La sanzione di 3.000 euro preista dalla manovra di bilancio 2023 per la partita IVA “apri e chiudi” rischia di creare conseguenze sui commercialisti ed altri intermediari (consulenti del lavoro, ecc.). Ecco perché altre parti politiche (i Partito Democratico in primis) e le associazioni di categorie (i tributaristi e commercialisti su tutti) stanno facendo pressioni sulla maggioranza per rivedere le cose.

In sostanza la norma inserita in manovra resterebbe, ma si chiede la cancellazione solo della responsabilità in solido del consulente a cui ci si rivolge per l’apertura delle c.

d. partite IVA flash. Ossia partite IVA fittizie che vengono aperte e poi chiuse dopo un po’ e prima che si debbano pagare le imposta allo Stato.

Cosa si stabilisce per la partita IVA apri e chiudi

Al fine di contrastare il fenomeno di partita iva apri e chiudi, il governo, nella manovra di bilancio 2023, ha previsto una norma in base alla quale alla richiesta di attribuzione di partita IVA, l’Agenzia delle Entrate, laddove a seguito di un’analisi di rischio ritiene opportuno, convoca il contribuente. La convocazione è diretta a chiedere l’esibizione di documentazione idonea a provare l’effettivo esercizio dell’attività e, quindi, l’assenza dei profili di rischio individuati.

Se il contribuente non si dovesse presentare oppure la documentazione presentata è considerata non idonea, l’Agenzia Entrate stessa emana un provvedimento di cessazione dell’attività. Contestualmente irroga una sanzione amministrativa di 3.000.

La responsabilità dell’intermediario

La norma stabilisce anche che, della citata sanzione di 3.000 euro per la partita IVA apri e chiude ne risponde in solido, insieme al contribuente, anche l’intermediario. Si tratta del commercialista, consulente del lavoro, ecc., a cui questi si è rivolto per l’invio del modello di attribuzione partita IVA (parliamo del Modello AA9/12).

Ricordiamo, infatti, che per le operazioni di apertura e chiusura di partita IVA, il cittadino può inviare il modello autonomamente oppure tramite intermediario incaricato.

Partita IVA apri e chiudi, l’intermediario non deve essere responsabile

La responsabilità in solido per l’intermediario prevista dalla finanziaria, andrebbe a creare come immediata conseguenza in capo all’intermediario stesso il rifiuto dell’incarico.
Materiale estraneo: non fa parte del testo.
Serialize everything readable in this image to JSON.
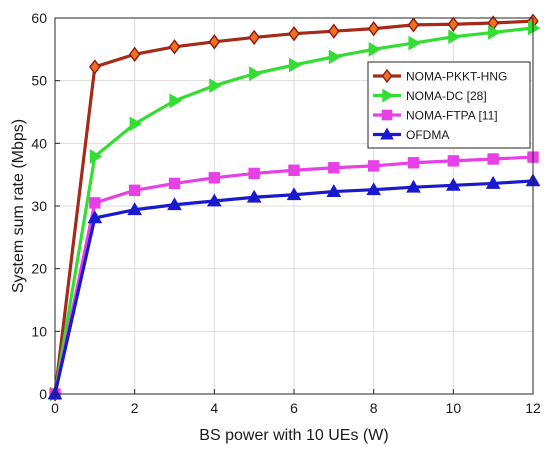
{
  "chart_data": {
    "type": "line",
    "xlabel": "BS power with 10 UEs (W)",
    "ylabel": "System sum rate (Mbps)",
    "xlim": [
      0,
      12
    ],
    "ylim": [
      0,
      60
    ],
    "xticks": [
      0,
      2,
      4,
      6,
      8,
      10,
      12
    ],
    "yticks": [
      0,
      10,
      20,
      30,
      40,
      50,
      60
    ],
    "grid": true,
    "legend_position": "top-right",
    "x": [
      0,
      1,
      2,
      3,
      4,
      5,
      6,
      7,
      8,
      9,
      10,
      11,
      12
    ],
    "series": [
      {
        "name": "NOMA-PKKT-HNG",
        "color": "#a52a1a",
        "marker": "diamond",
        "values": [
          0,
          52.2,
          54.2,
          55.4,
          56.2,
          56.9,
          57.5,
          57.9,
          58.3,
          58.9,
          59.0,
          59.2,
          59.5
        ]
      },
      {
        "name": "NOMA-DC [28]",
        "color": "#33dd33",
        "marker": "triangle-right",
        "values": [
          0,
          37.9,
          43.1,
          46.8,
          49.2,
          51.1,
          52.5,
          53.8,
          55.0,
          56.0,
          57.0,
          57.7,
          58.4
        ]
      },
      {
        "name": "NOMA-FTPA [11]",
        "color": "#e640e6",
        "marker": "square",
        "values": [
          0,
          30.5,
          32.5,
          33.6,
          34.5,
          35.2,
          35.7,
          36.1,
          36.4,
          36.9,
          37.2,
          37.5,
          37.8
        ]
      },
      {
        "name": "OFDMA",
        "color": "#1a1acc",
        "marker": "triangle-up",
        "values": [
          0,
          28.1,
          29.4,
          30.2,
          30.8,
          31.4,
          31.8,
          32.3,
          32.6,
          33.0,
          33.3,
          33.6,
          34.0
        ]
      }
    ]
  }
}
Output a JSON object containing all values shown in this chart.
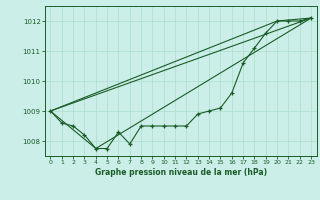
{
  "title": "Graphe pression niveau de la mer (hPa)",
  "background_color": "#cceee8",
  "grid_color": "#aaddcc",
  "line_color": "#1a5c28",
  "ylim": [
    1007.5,
    1012.5
  ],
  "xlim": [
    -0.5,
    23.5
  ],
  "xticks": [
    0,
    1,
    2,
    3,
    4,
    5,
    6,
    7,
    8,
    9,
    10,
    11,
    12,
    13,
    14,
    15,
    16,
    17,
    18,
    19,
    20,
    21,
    22,
    23
  ],
  "yticks": [
    1008,
    1009,
    1010,
    1011,
    1012
  ],
  "series_main": {
    "x": [
      0,
      1,
      2,
      3,
      4,
      5,
      6,
      7,
      8,
      9,
      10,
      11,
      12,
      13,
      14,
      15,
      16,
      17,
      18,
      19,
      20,
      21,
      22,
      23
    ],
    "y": [
      1009.0,
      1008.6,
      1008.5,
      1008.2,
      1007.75,
      1007.75,
      1008.3,
      1007.9,
      1008.5,
      1008.5,
      1008.5,
      1008.5,
      1008.5,
      1008.9,
      1009.0,
      1009.1,
      1009.6,
      1010.6,
      1011.1,
      1011.6,
      1012.0,
      1012.0,
      1012.0,
      1012.1
    ]
  },
  "series_line1": {
    "x": [
      0,
      23
    ],
    "y": [
      1009.0,
      1012.1
    ]
  },
  "series_line2": {
    "x": [
      0,
      4,
      23
    ],
    "y": [
      1009.0,
      1007.75,
      1012.1
    ]
  },
  "series_line3": {
    "x": [
      0,
      20,
      23
    ],
    "y": [
      1009.0,
      1012.0,
      1012.1
    ]
  }
}
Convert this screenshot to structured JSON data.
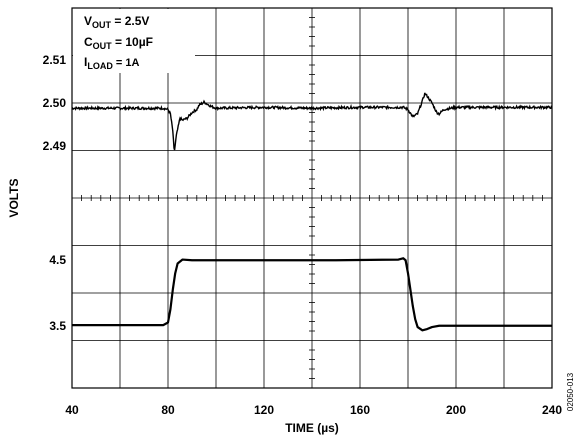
{
  "chart_data": [
    {
      "type": "line",
      "panel": "upper",
      "title": "",
      "xlabel": "TIME (µs)",
      "ylabel": "VOLTS",
      "annotation": [
        {
          "main": "V",
          "sub": "OUT",
          "rest": " = 2.5V"
        },
        {
          "main": "C",
          "sub": "OUT",
          "rest": " = 10µF"
        },
        {
          "main": "I",
          "sub": "LOAD",
          "rest": " = 1A"
        }
      ],
      "y_ticks": [
        {
          "value": 2.51,
          "label": "2.51"
        },
        {
          "value": 2.5,
          "label": "2.50"
        },
        {
          "value": 2.49,
          "label": "2.49"
        }
      ],
      "ylim": [
        2.478,
        2.522
      ],
      "grid": true,
      "series": [
        {
          "x": [
            40,
            78,
            80,
            81,
            82,
            82.6,
            83.5,
            85,
            86,
            88,
            90,
            92,
            93,
            95,
            98,
            100,
            120,
            140,
            160,
            178,
            180,
            182,
            184,
            186,
            187,
            188,
            190,
            192,
            193,
            195,
            200,
            240
          ],
          "y": [
            2.4988,
            2.4988,
            2.4985,
            2.4975,
            2.4935,
            2.4885,
            2.4925,
            2.4965,
            2.496,
            2.4965,
            2.4978,
            2.4985,
            2.4995,
            2.5002,
            2.4992,
            2.4988,
            2.499,
            2.4988,
            2.499,
            2.499,
            2.4985,
            2.4968,
            2.4975,
            2.5005,
            2.5022,
            2.5016,
            2.5,
            2.4978,
            2.4975,
            2.4985,
            2.499,
            2.499
          ]
        }
      ]
    },
    {
      "type": "line",
      "panel": "lower",
      "y_ticks": [
        {
          "value": 4.5,
          "label": "4.5"
        },
        {
          "value": 3.5,
          "label": "3.5"
        }
      ],
      "ylim": [
        2.55,
        5.45
      ],
      "grid": true,
      "series": [
        {
          "x": [
            40,
            78,
            80,
            81,
            82,
            83,
            84,
            86,
            90,
            120,
            150,
            176,
            178,
            179,
            180,
            181,
            182,
            183,
            184,
            186,
            188,
            190,
            193,
            196,
            240
          ],
          "y": [
            3.51,
            3.51,
            3.55,
            3.75,
            4.05,
            4.3,
            4.45,
            4.51,
            4.5,
            4.5,
            4.5,
            4.51,
            4.53,
            4.5,
            4.3,
            4.05,
            3.8,
            3.6,
            3.48,
            3.43,
            3.45,
            3.48,
            3.5,
            3.5,
            3.5
          ]
        }
      ]
    }
  ],
  "x_axis": {
    "ticks": [
      40,
      80,
      120,
      160,
      200,
      240
    ],
    "tick_labels": [
      "40",
      "80",
      "120",
      "160",
      "200",
      "240"
    ],
    "xlim": [
      40,
      240
    ]
  },
  "figure_id": "02050-013",
  "colors": {
    "line": "#000000",
    "grid": "#000000",
    "background": "#ffffff"
  }
}
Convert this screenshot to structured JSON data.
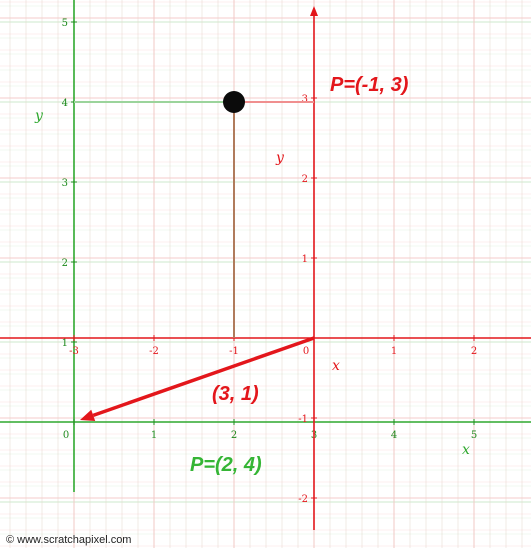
{
  "colors": {
    "red": "#e3161b",
    "green": "#2fa82f",
    "green_dark": "#1d8a1d",
    "grid_red": "#f4c6c6",
    "grid_green": "#c9e8c9",
    "brown": "#b07b5c",
    "point": "#0b0b0b"
  },
  "green_system": {
    "axis_x_label": "x",
    "axis_y_label": "y",
    "x_ticks": [
      "0",
      "1",
      "2",
      "3",
      "4",
      "5"
    ],
    "y_ticks": [
      "1",
      "2",
      "3",
      "4",
      "5"
    ],
    "point_label": "P=(2, 4)",
    "point": [
      2,
      4
    ]
  },
  "red_system": {
    "axis_x_label": "x",
    "axis_y_label": "y",
    "x_ticks": [
      "-3",
      "-2",
      "-1",
      "0",
      "1",
      "2"
    ],
    "y_ticks": [
      "-2",
      "-1",
      "1",
      "2",
      "3"
    ],
    "point_label": "P=(-1, 3)",
    "point": [
      -1,
      3
    ]
  },
  "vector_label": "(3, 1)",
  "credit": "© www.scratchapixel.com"
}
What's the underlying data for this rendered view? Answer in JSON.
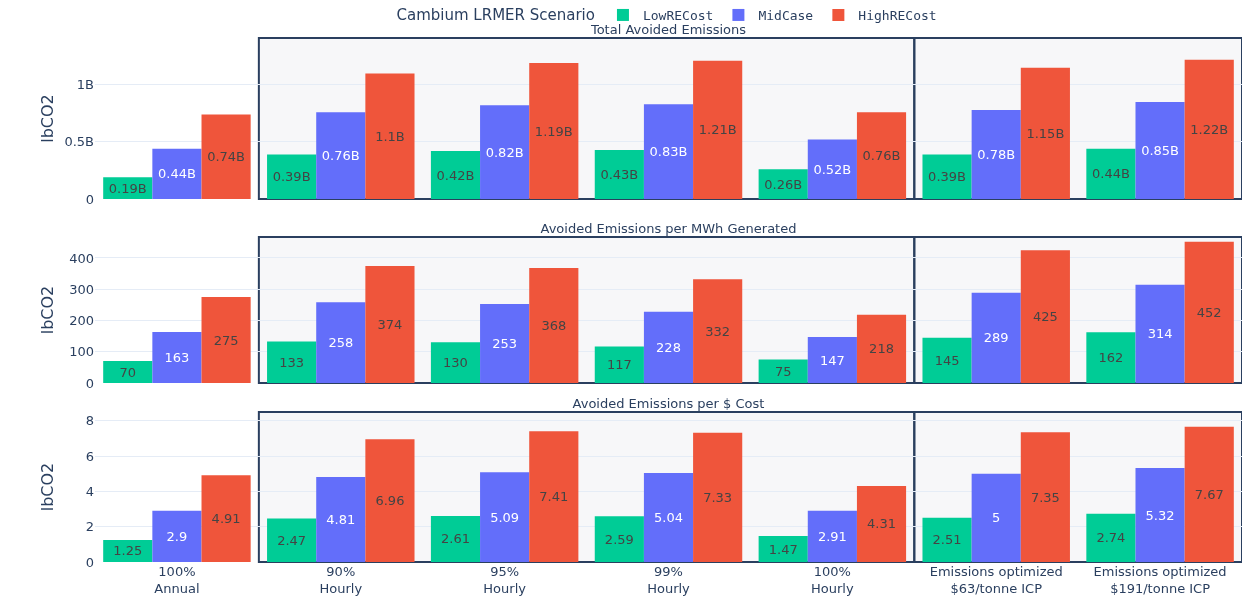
{
  "chart_data": [
    {
      "type": "bar",
      "title": "Total Avoided Emissions",
      "ylabel": "lbCO2",
      "legend_title": "Cambium LRMER Scenario",
      "legend": "top",
      "categories": [
        "100%\nAnnual",
        "90%\nHourly",
        "95%\nHourly",
        "99%\nHourly",
        "100%\nHourly",
        "Emissions optimized\n$63/tonne ICP",
        "Emissions optimized\n$191/tonne ICP"
      ],
      "series": [
        {
          "name": "LowRECost",
          "color": "#00cc96",
          "values": [
            190000000,
            390000000,
            420000000,
            430000000,
            260000000,
            390000000,
            440000000
          ],
          "value_labels": [
            "0.19B",
            "0.39B",
            "0.42B",
            "0.43B",
            "0.26B",
            "0.39B",
            "0.44B"
          ]
        },
        {
          "name": "MidCase",
          "color": "#636efa",
          "values": [
            440000000,
            760000000,
            820000000,
            830000000,
            520000000,
            780000000,
            850000000
          ],
          "value_labels": [
            "0.44B",
            "0.76B",
            "0.82B",
            "0.83B",
            "0.52B",
            "0.78B",
            "0.85B"
          ]
        },
        {
          "name": "HighRECost",
          "color": "#ef553b",
          "values": [
            740000000,
            1100000000,
            1190000000,
            1210000000,
            760000000,
            1150000000,
            1220000000
          ],
          "value_labels": [
            "0.74B",
            "1.1B",
            "1.19B",
            "1.21B",
            "0.76B",
            "1.15B",
            "1.22B"
          ]
        }
      ],
      "ylim": [
        0,
        1410000000
      ],
      "yticks": [
        0,
        {
          "value": 500000000,
          "label": "0.5B"
        },
        {
          "value": 1000000000,
          "label": "1B"
        }
      ],
      "grid": "y",
      "tick_labels": "y",
      "bands": [
        {
          "axis": "x",
          "from": "90%\nHourly",
          "to": "100%\nHourly",
          "color": "#2a3f5f"
        },
        {
          "axis": "x",
          "from": "Emissions optimized\n$63/tonne ICP",
          "to": "Emissions optimized\n$191/tonne ICP",
          "color": "#2a3f5f"
        }
      ]
    },
    {
      "type": "bar",
      "title": "Avoided Emissions per MWh Generated",
      "ylabel": "lbCO2",
      "legend": false,
      "categories": [
        "100%\nAnnual",
        "90%\nHourly",
        "95%\nHourly",
        "99%\nHourly",
        "100%\nHourly",
        "Emissions optimized\n$63/tonne ICP",
        "Emissions optimized\n$191/tonne ICP"
      ],
      "series": [
        {
          "color": "#00cc96",
          "values": [
            70,
            133,
            130,
            117,
            75,
            145,
            162
          ]
        },
        {
          "color": "#636efa",
          "values": [
            163,
            258,
            253,
            228,
            147,
            289,
            314
          ]
        },
        {
          "color": "#ef553b",
          "values": [
            275,
            374,
            368,
            332,
            218,
            425,
            452
          ]
        }
      ],
      "ylim": [
        0,
        467
      ],
      "yticks": [
        0,
        100,
        200,
        300,
        400
      ],
      "grid": "y",
      "tick_labels": "y",
      "data_labels": true,
      "bands": [
        {
          "axis": "x",
          "from": "90%\nHourly",
          "to": "100%\nHourly",
          "color": "#2a3f5f"
        },
        {
          "axis": "x",
          "from": "Emissions optimized\n$63/tonne ICP",
          "to": "Emissions optimized\n$191/tonne ICP",
          "color": "#2a3f5f"
        }
      ]
    },
    {
      "type": "bar",
      "title": "Avoided Emissions per $ Cost",
      "ylabel": "lbCO2",
      "legend": false,
      "categories": [
        "100%\nAnnual",
        "90%\nHourly",
        "95%\nHourly",
        "99%\nHourly",
        "100%\nHourly",
        "Emissions optimized\n$63/tonne ICP",
        "Emissions optimized\n$191/tonne ICP"
      ],
      "series": [
        {
          "color": "#00cc96",
          "values": [
            1.25,
            2.47,
            2.61,
            2.59,
            1.47,
            2.51,
            2.74
          ]
        },
        {
          "color": "#636efa",
          "values": [
            2.9,
            4.81,
            5.09,
            5.04,
            2.91,
            5,
            5.32
          ]
        },
        {
          "color": "#ef553b",
          "values": [
            4.91,
            6.96,
            7.41,
            7.33,
            4.31,
            7.35,
            7.67
          ]
        }
      ],
      "ylim": [
        0,
        8.5
      ],
      "yticks": [
        0,
        2,
        4,
        6,
        8
      ],
      "grid": "y",
      "data_labels": true,
      "bands": [
        {
          "axis": "x",
          "from": "90%\nHourly",
          "to": "100%\nHourly",
          "color": "#2a3f5f"
        },
        {
          "axis": "x",
          "from": "Emissions optimized\n$63/tonne ICP",
          "to": "Emissions optimized\n$191/tonne ICP",
          "color": "#2a3f5f"
        }
      ]
    }
  ]
}
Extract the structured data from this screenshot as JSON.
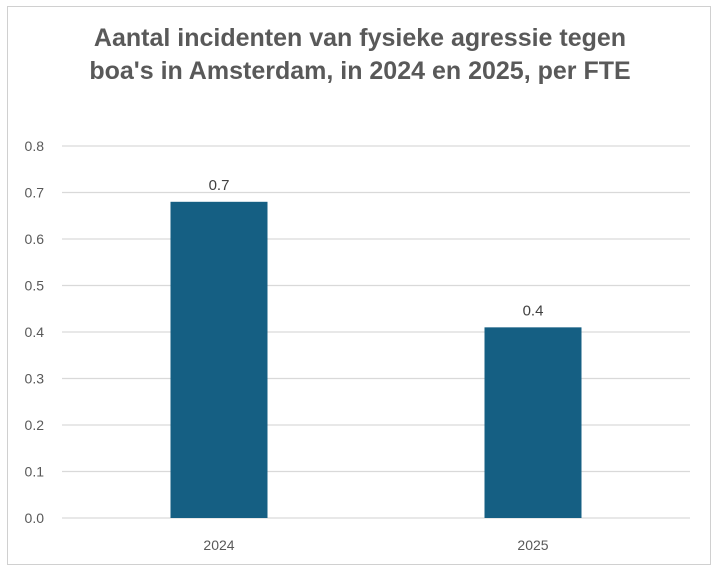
{
  "chart_data": {
    "type": "bar",
    "title": "Aantal incidenten van fysieke agressie tegen boa's in Amsterdam, in 2024 en 2025, per FTE",
    "categories": [
      "2024",
      "2025"
    ],
    "values": [
      0.68,
      0.41
    ],
    "data_labels": [
      "0.7",
      "0.4"
    ],
    "y_ticks": [
      "0.0",
      "0.1",
      "0.2",
      "0.3",
      "0.4",
      "0.5",
      "0.6",
      "0.7",
      "0.8"
    ],
    "ylim": [
      0,
      0.8
    ],
    "xlabel": "",
    "ylabel": "",
    "grid": true,
    "legend": "none",
    "bar_color": "#155F83",
    "grid_color": "#d9d9d9"
  }
}
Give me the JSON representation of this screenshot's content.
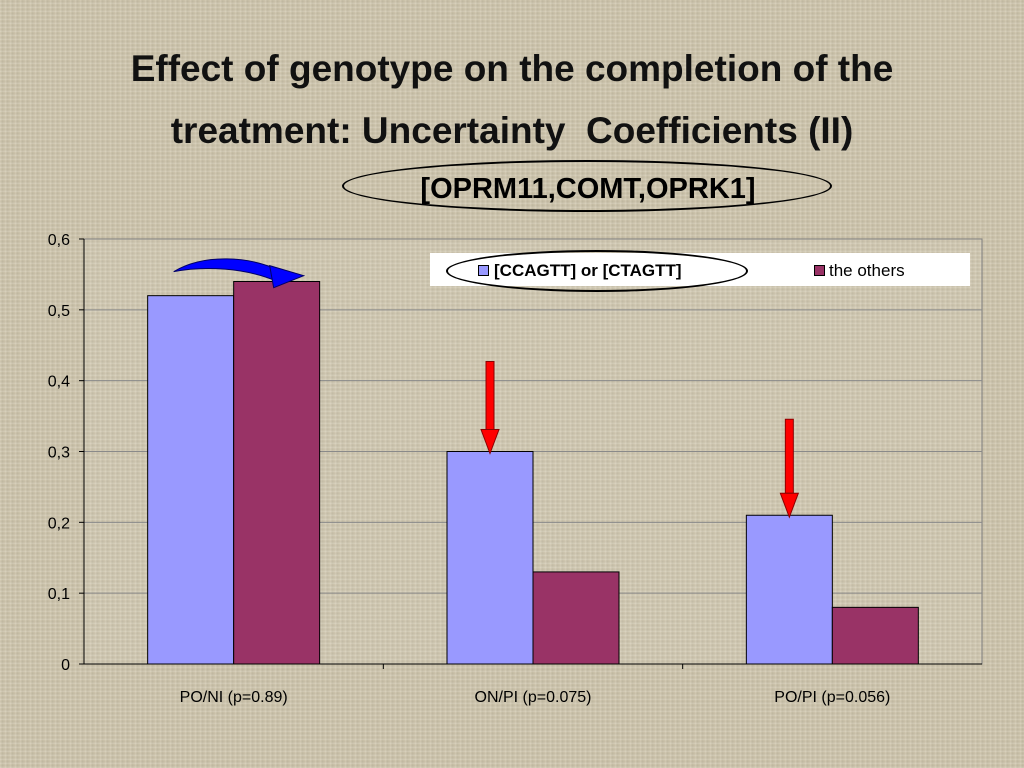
{
  "title_line1": "Effect of genotype on the completion of the",
  "title_line2": "treatment: Uncertainty  Coefficients (II)",
  "subtitle": "[OPRM11,COMT,OPRK1]",
  "colors": {
    "series1": "#9999ff",
    "series2": "#993366",
    "arrow_red": "#ff0000",
    "arrow_blue": "#0000ff"
  },
  "chart_data": {
    "type": "bar",
    "categories": [
      "PO/NI (p=0.89)",
      "ON/PI (p=0.075)",
      "PO/PI (p=0.056)"
    ],
    "series": [
      {
        "name": "[CCAGTT] or [CTAGTT]",
        "values": [
          0.52,
          0.3,
          0.21
        ]
      },
      {
        "name": "the others",
        "values": [
          0.54,
          0.13,
          0.08
        ]
      }
    ],
    "ylim": [
      0,
      0.6
    ],
    "yticks": [
      "0",
      "0,1",
      "0,2",
      "0,3",
      "0,4",
      "0,5",
      "0,6"
    ],
    "grid": true,
    "legend_position": "top-right",
    "annotations": [
      "curved blue arrow from PO/NI series 1 bar to series 2 bar",
      "red down arrow pointing at ON/PI series 1 bar",
      "red down arrow pointing at PO/PI series 1 bar"
    ]
  }
}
Infatti, nulla obbliga il commercialista o altro consulente ad accettare l’incarico. L’obbligo sorge solo dopo l’accettazione.

Quindi, solo dopo l’accettazione dell’incarico il consulente è obbligato ad inviare il Modello AA9/12 del contribuente che vuole l’apertura della partita IVA.

Ad ogni modo, come già detto, sulla parte della manovra che prevede la responsabilità in solido del commercialista per la partita IVA apri e chiudi dei contribuenti, già avevano battuto il pugno sul tavolo, i tributaristi ed i commercialisti stessi.

Le due categorie evidenziano il fatto che l’intermediario non ha gli strumenti necessari per svolgere indagini, che peraltro dovrebbero competere all’Amministrazione finanziaria. A loro supporto arrivano le parti politiche dell’opposizione che ritengono del tutto irrazionale la misura.